The truth is, details matter when it comes to your estate plan. Circumstances can easily appear similar on the surface. But, what worked well for your neighbour’s family may turn out to be disastrous for yours. Worse, once you have obtained a false sense of security by purchasing a pro forma (template) will, failings in these documents are unlikely to be discovered prior to your death or incapacity.
Those you intended to protect are likely the ones who will discover shortcomings in your DIY documents. Not only will they have to address the legal and financial consequences of these failings, they will have to live with the emotional fallout of any unintended consequences (including litigation) of your so-called, ‘simple will’.
From the Trenches
I have seen many problematic template wills. Here are only a few examples:
- A woman with adult children and a recent second marriage named her husband as Executor on the first page and provided for funeral and interment on the second page. The Will was properly executed and witnessed. Sadly, she neglected to include the important clauses that usually make up the body of a Will, identifying her plans for distribution of assets.
- A widower with one disabled child and one child who was estranged named a friend as Executor and Trustee, with all assets to be held for and used to benefit the disabled child. He signed his will, but neglected to have witnesses present to attest to his signature, as is required under British Columbia law.

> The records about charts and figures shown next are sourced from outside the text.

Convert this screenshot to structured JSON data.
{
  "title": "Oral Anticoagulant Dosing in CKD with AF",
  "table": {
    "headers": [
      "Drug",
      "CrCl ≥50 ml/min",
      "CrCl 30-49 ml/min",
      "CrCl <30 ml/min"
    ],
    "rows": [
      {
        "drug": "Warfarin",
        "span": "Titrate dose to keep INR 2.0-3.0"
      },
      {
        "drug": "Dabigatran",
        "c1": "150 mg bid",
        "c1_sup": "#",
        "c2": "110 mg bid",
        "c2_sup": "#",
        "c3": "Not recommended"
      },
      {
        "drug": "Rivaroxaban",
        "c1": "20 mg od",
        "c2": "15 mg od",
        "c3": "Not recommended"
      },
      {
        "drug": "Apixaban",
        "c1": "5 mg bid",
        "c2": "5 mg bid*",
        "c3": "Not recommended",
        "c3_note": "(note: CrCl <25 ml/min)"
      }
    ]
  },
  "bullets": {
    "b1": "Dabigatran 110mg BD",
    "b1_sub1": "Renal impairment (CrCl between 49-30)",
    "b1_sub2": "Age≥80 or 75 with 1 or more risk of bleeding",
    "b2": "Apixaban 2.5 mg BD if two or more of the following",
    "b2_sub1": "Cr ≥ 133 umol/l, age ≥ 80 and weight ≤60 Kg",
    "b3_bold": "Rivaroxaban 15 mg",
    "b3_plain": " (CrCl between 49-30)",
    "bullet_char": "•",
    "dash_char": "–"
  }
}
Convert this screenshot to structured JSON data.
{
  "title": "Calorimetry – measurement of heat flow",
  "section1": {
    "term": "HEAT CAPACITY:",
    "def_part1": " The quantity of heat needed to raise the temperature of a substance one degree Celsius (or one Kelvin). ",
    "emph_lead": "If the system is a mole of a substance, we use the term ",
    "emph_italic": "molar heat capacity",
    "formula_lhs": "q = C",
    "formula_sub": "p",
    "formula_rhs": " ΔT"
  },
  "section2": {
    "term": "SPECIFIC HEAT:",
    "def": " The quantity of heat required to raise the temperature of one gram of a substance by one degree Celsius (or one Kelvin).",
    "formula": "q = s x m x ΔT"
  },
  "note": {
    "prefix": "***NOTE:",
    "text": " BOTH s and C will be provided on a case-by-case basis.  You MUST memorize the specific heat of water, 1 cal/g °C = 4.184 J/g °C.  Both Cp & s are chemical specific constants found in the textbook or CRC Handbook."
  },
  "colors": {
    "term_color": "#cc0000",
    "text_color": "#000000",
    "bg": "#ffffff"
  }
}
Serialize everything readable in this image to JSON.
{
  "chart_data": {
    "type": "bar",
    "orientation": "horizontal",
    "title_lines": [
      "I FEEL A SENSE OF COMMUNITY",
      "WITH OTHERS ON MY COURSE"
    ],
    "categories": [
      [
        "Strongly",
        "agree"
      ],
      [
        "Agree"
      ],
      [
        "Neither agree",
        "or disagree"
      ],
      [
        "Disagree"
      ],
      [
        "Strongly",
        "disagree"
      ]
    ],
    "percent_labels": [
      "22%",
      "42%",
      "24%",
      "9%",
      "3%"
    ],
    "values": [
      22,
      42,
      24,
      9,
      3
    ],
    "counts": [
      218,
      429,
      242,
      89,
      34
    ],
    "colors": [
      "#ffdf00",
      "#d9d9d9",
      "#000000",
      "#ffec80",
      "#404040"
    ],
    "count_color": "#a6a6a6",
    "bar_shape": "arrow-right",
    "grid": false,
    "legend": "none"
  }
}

- A widow who previously loaned more than $150,000 dollars to her eldest daughter for the purchase of a home left all of her assets to her other children, but failed to mention the loan or her daughter’s refusal to repay it, leaving the impression that she had either forgotten the daughter by mistake or unreasonably disinherited her.
- A man with one child of his own, who had also raised the son of his deceased common-law spouse, left his assets to “each of [his] children” who survived him, without defining the term children in a way that included his step-son. His deceased spouse had left everything to him, believing her son would inherit upon her spouse’s death. This disastrous error is far more common than one might expect – your estate planning professional must spend time with you to learn the legal nature of your family relationships.
The Fine Print
A prominent American document production company has recently entered the Canadian market, selling corporate documents. They are preparing to launch a line of estate planning documents. In addition to the published caution on their US based website that more than 80% of consumers will fill in questionnaire forms incorrectly or incompletely, the company’s disclaimer says, among other things:
- They are not responsible for the contents, products, services or use of their website;
- The information they provide is for general information, is not exhaustive and does not replace competent legal advice;
- No legal representations or warranties are made by them regarding the consequences of using their forms;
- You (and your loved ones) bear all risks associated with using their forms and they are not responsible for any losses suffered by you.
Wow! Not only are lawyers responsible for the services they provide, those services are specific to you and are intended to thoroughly cover your needs and wishes. Lawyers are not infallible, but they ARE required to carry practice insurance. At McQuarrie Hunter LLP, we stand behind our services and we offer real peace of mind.